Confira a nota na íntegra:

Na noite de ontem, com apoio da Brigada Militar, foi verifica a existência de evento de grande porte na Zona Rural de Município da Comarca, com a distribuição de bebidas e comidas, bem como a existência, neste evento, de material de propaganda eleitoral.

Além da infringência de normas sanitárias em razão da pandemia em curso, a conduta pode configurar a prática de captação ilícita de sufrágio e abuso de poder político/econômico, bem como resultar na cassação de registros de candidatura e multa aos candidatos beneficiados pelo evento.

A distribuição gratuita de bebidas e comidas em troca de votos fere a isonomia na disputa eleitoral e pode desequilibrar o pleito.

A captação ilícita de sufrágio prevista no artigo 41-A da Lei nº 9504/97 consiste no oferecimento de bem ou vantagem ao eleitor, com o escopo de cooptar ilicitamente seu voto e tem a liberdade de voto, ou seja, a manifestação idônea do direito de sufrágio como bem jurídico tutelado.

Ainda, a aglomeração de pessoas e a realização de grandes eventos, em razão da Pandemia em curso, configura o ilícito penal do artigo 268 do Código Penal.

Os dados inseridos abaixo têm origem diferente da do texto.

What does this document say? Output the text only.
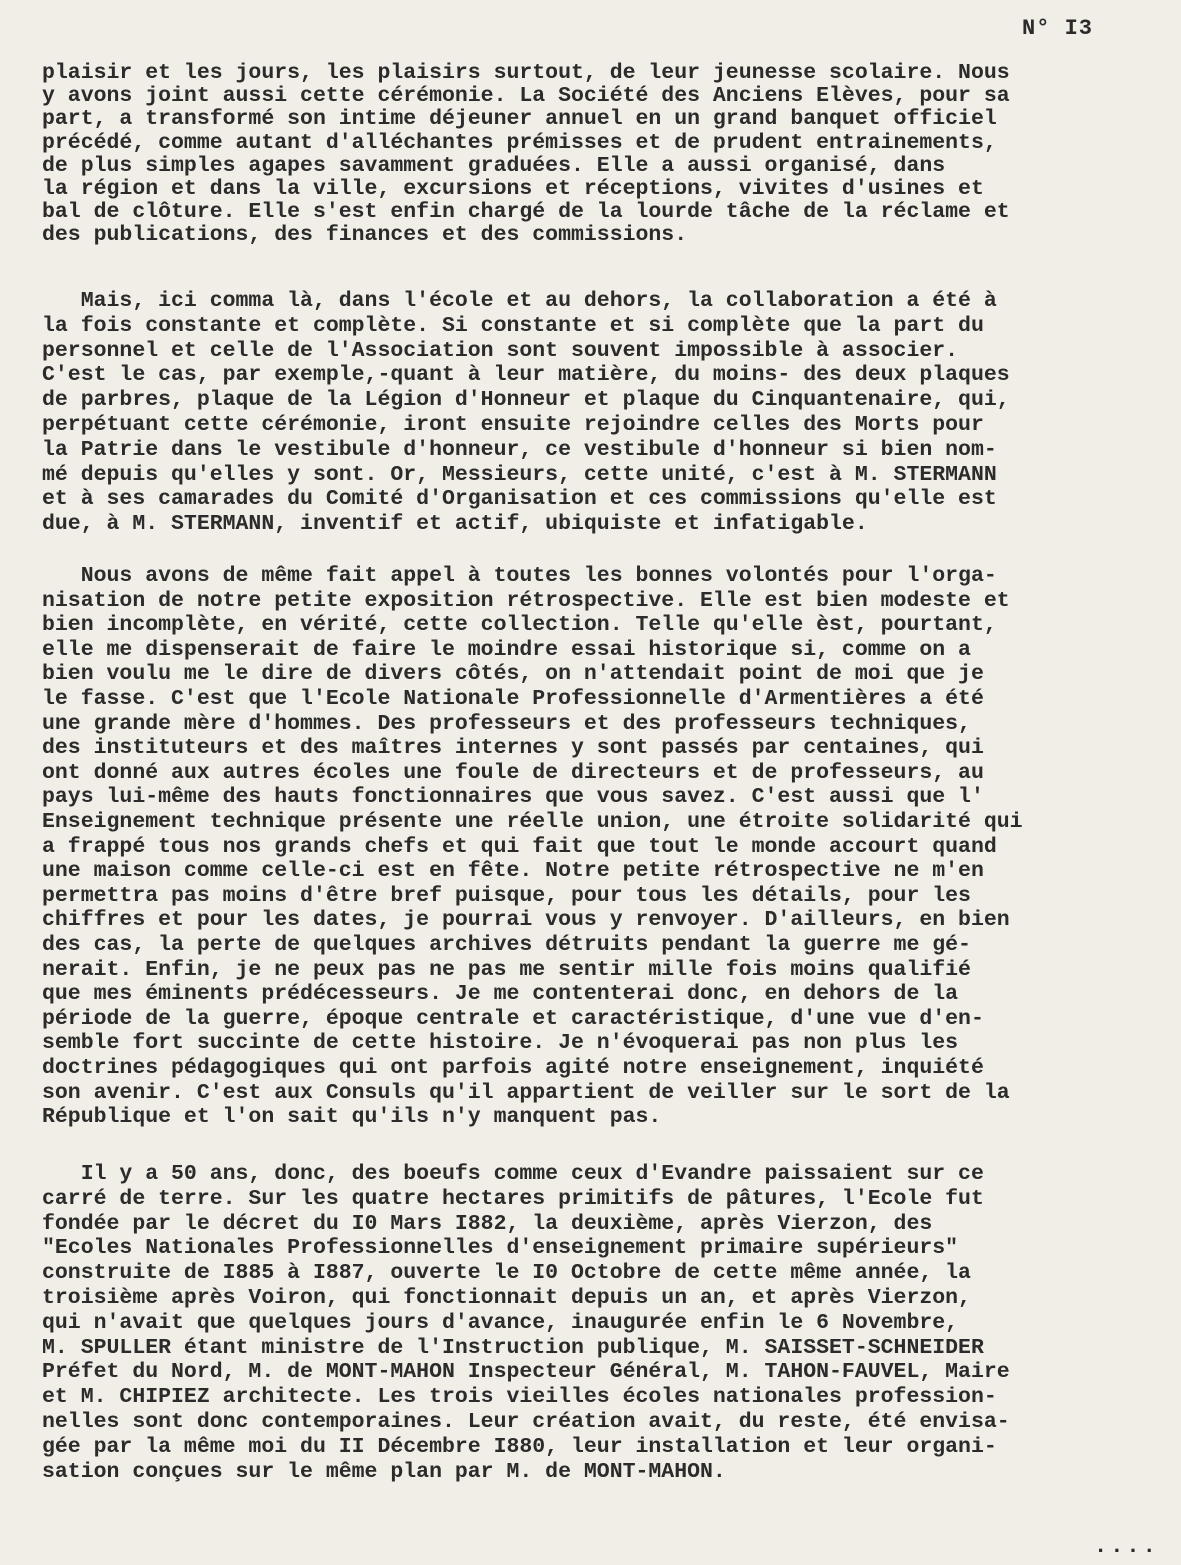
N° I3
plaisir et les jours, les plaisirs surtout, de leur jeunesse scolaire. Nous
y avons joint aussi cette cérémonie. La Société des Anciens Elèves, pour sa
part, a transformé son intime déjeuner annuel en un grand banquet officiel
précédé, comme autant d'alléchantes prémisses et de prudent entrainements,
de plus simples agapes savamment graduées. Elle a aussi organisé, dans
la région et dans la ville, excursions et réceptions, vivites d'usines et
bal de clôture. Elle s'est enfin chargé de la lourde tâche de la réclame et
des publications, des finances et des commissions.
Mais, ici comma là, dans l'école et au dehors, la collaboration a été à
la fois constante et complète. Si constante et si complète que la part du
personnel et celle de l'Association sont souvent impossible à associer.
C'est le cas, par exemple,-quant à leur matière, du moins- des deux plaques
de parbres, plaque de la Légion d'Honneur et plaque du Cinquantenaire, qui,
perpétuant cette cérémonie, iront ensuite rejoindre celles des Morts pour
la Patrie dans le vestibule d'honneur, ce vestibule d'honneur si bien nom-
mé depuis qu'elles y sont. Or, Messieurs, cette unité, c'est à M. STERMANN
et à ses camarades du Comité d'Organisation et ces commissions qu'elle est
due, à M. STERMANN, inventif et actif, ubiquiste et infatigable.
Nous avons de même fait appel à toutes les bonnes volontés pour l'orga-
nisation de notre petite exposition rétrospective. Elle est bien modeste et
bien incomplète, en vérité, cette collection. Telle qu'elle èst, pourtant,
elle me dispenserait de faire le moindre essai historique si, comme on a
bien voulu me le dire de divers côtés, on n'attendait point de moi que je
le fasse. C'est que l'Ecole Nationale Professionnelle d'Armentières a été
une grande mère d'hommes. Des professeurs et des professeurs techniques,
des instituteurs et des maîtres internes y sont passés par centaines, qui
ont donné aux autres écoles une foule de directeurs et de professeurs, au
pays lui-même des hauts fonctionnaires que vous savez. C'est aussi que l'
Enseignement technique présente une réelle union, une étroite solidarité qui
a frappé tous nos grands chefs et qui fait que tout le monde accourt quand
une maison comme celle-ci est en fête. Notre petite rétrospective ne m'en
permettra pas moins d'être bref puisque, pour tous les détails, pour les
chiffres et pour les dates, je pourrai vous y renvoyer. D'ailleurs, en bien
des cas, la perte de quelques archives détruits pendant la guerre me gé-
nerait. Enfin, je ne peux pas ne pas me sentir mille fois moins qualifié
que mes éminents prédécesseurs. Je me contenterai donc, en dehors de la
période de la guerre, époque centrale et caractéristique, d'une vue d'en-
semble fort succinte de cette histoire. Je n'évoquerai pas non plus les
doctrines pédagogiques qui ont parfois agité notre enseignement, inquiété
son avenir. C'est aux Consuls qu'il appartient de veiller sur le sort de la
République et l'on sait qu'ils n'y manquent pas.
Il y a 50 ans, donc, des boeufs comme ceux d'Evandre paissaient sur ce
carré de terre. Sur les quatre hectares primitifs de pâtures, l'Ecole fut
fondée par le décret du I0 Mars I882, la deuxième, après Vierzon, des
"Ecoles Nationales Professionnelles d'enseignement primaire supérieurs"
construite de I885 à I887, ouverte le I0 Octobre de cette même année, la
troisième après Voiron, qui fonctionnait depuis un an, et après Vierzon,
qui n'avait que quelques jours d'avance, inaugurée enfin le 6 Novembre,
M. SPULLER étant ministre de l'Instruction publique, M. SAISSET-SCHNEIDER
Préfet du Nord, M. de MONT-MAHON Inspecteur Général, M. TAHON-FAUVEL, Maire
et M. CHIPIEZ architecte. Les trois vieilles écoles nationales profession-
nelles sont donc contemporaines. Leur création avait, du reste, été envisa-
gée par la même moi du II Décembre I880, leur installation et leur organi-
sation conçues sur le même plan par M. de MONT-MAHON.
....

O Ministério Público repudia essas práticas e, com o inestimável suporte do 37.º Batalhão de Policiamento Militar, seguirá empreendendo esforços para que tais condutas sejam responsabilizadas, de modo a tornar o pleito eleitoral mais ético e a evitar que a vontade dos eleitores seja viciada por condutas ilícitas, assim como para que a saúde da população siga tutelada.